Saturday Knoop had the duty. At sundown the Navy has this tradition called Evening Colors, which around the Convoy Escort Piers in Norfolk is
impressive. Looking at it from any destroyer’s bridge you would see all motion—afoot and vehicular—stop; everyone come to attention, turn and salute the American flags going down on dozens of fantails.
Knoop had the first dog watch, 4:00 to 6:00 P.M., as OOD. Groomsman was to pass the word “Now on deck attention to colors.” The destroyer tender USS Mammoth Cave, alongside which the Scaffold and its division were moored, had recently acquired a trumpet player from shore duty in Washington, D.C., so tonight there was even a bugle to play retreat.
Meanwhile Pig was lying on top of the pilot house, a pile of curious objects beside him. Teledu was down at the water tap aft of the pilot house, filling up rubbers—among them Pig’s French ticklers—and passing them to Lazar who was putting them next to Pig.
“Now on deck,” said Groomsman. From over the way came the first note of Taps. A few tin cans down the line, jumping the gun, started lowering their own flags. Out on the bridge came Knoop to supervise. “Attention to colors.” Splat, went a rubber, two inches from Knoop’s foot. “Oh, oh,” said Pig. “Get him while he’s still saluting,” Lazar whispered, frantic. The second rubber landed on Knoop’s hat, intact. From out of the corner of one eye Pig saw that great nightly immobility, dyed orange by the sun, grip the entire C.E. Piers area. The bugle knew what he was doing, and played Taps clear and strong.

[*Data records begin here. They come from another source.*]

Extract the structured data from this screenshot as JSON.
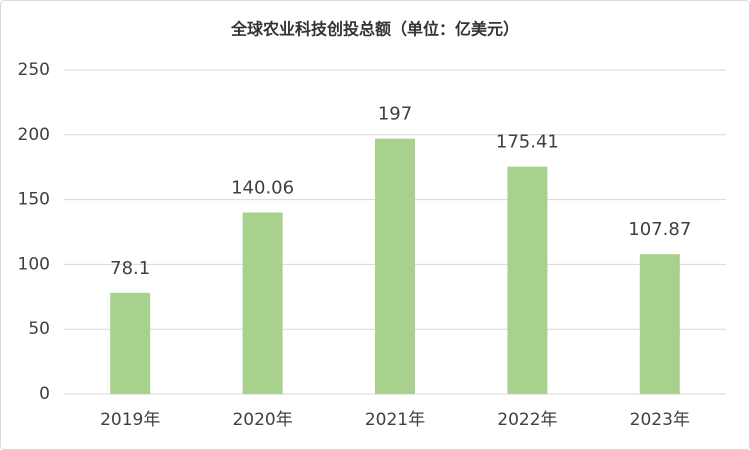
{
  "chart_data": {
    "type": "bar",
    "title": "全球农业科技创投总额（单位：亿美元）",
    "categories": [
      "2019年",
      "2020年",
      "2021年",
      "2022年",
      "2023年"
    ],
    "values": [
      78.1,
      140.06,
      197,
      175.41,
      107.87
    ],
    "color": "#a9d18e",
    "ylim": [
      0,
      250
    ],
    "yticks": [
      0,
      50,
      100,
      150,
      200,
      250
    ],
    "grid": true
  }
}
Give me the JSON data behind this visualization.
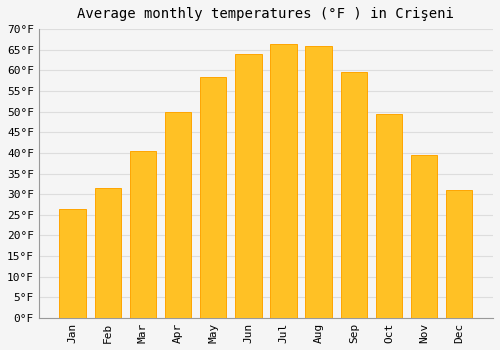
{
  "title": "Average monthly temperatures (°F ) in Crişeni",
  "months": [
    "Jan",
    "Feb",
    "Mar",
    "Apr",
    "May",
    "Jun",
    "Jul",
    "Aug",
    "Sep",
    "Oct",
    "Nov",
    "Dec"
  ],
  "values": [
    26.5,
    31.5,
    40.5,
    50.0,
    58.5,
    64.0,
    66.5,
    66.0,
    59.5,
    49.5,
    39.5,
    31.0
  ],
  "bar_color": "#FFC125",
  "bar_edge_color": "#FFA500",
  "background_color": "#F5F5F5",
  "ylim": [
    0,
    70
  ],
  "yticks": [
    0,
    5,
    10,
    15,
    20,
    25,
    30,
    35,
    40,
    45,
    50,
    55,
    60,
    65,
    70
  ],
  "tick_label_suffix": "°F",
  "grid_color": "#DDDDDD",
  "title_fontsize": 10,
  "tick_fontsize": 8,
  "font_family": "monospace"
}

The third rubber missed completely, going over the side. Pig had the shakes. “I can’t hit him,” he kept saying. Lazar, exasperated, had picked up two and fled. “Traitor,” Pig snarled and threw one after him. “Aha,” said Lazar from down among the 3-inch mounts, and lobbed one back at Pig. Bugle blew a riff. “Carry on,” said Groomsman. Knoop brought his right hand smartly to his side and with his left removed the water-filled rubber from his hat. He started calmly up the ladder on the pilot house after Pig. The first person he saw was Teledu, crouching by the water tap, still filling rubbers. Down on the torpedo deck Pig and Lazar were having a water fight, chasing each other among the gray tubes now highlighted vermilion by the sunset. Arming himself with the stockpile Pig had abandoned, Knoop joined the struggle.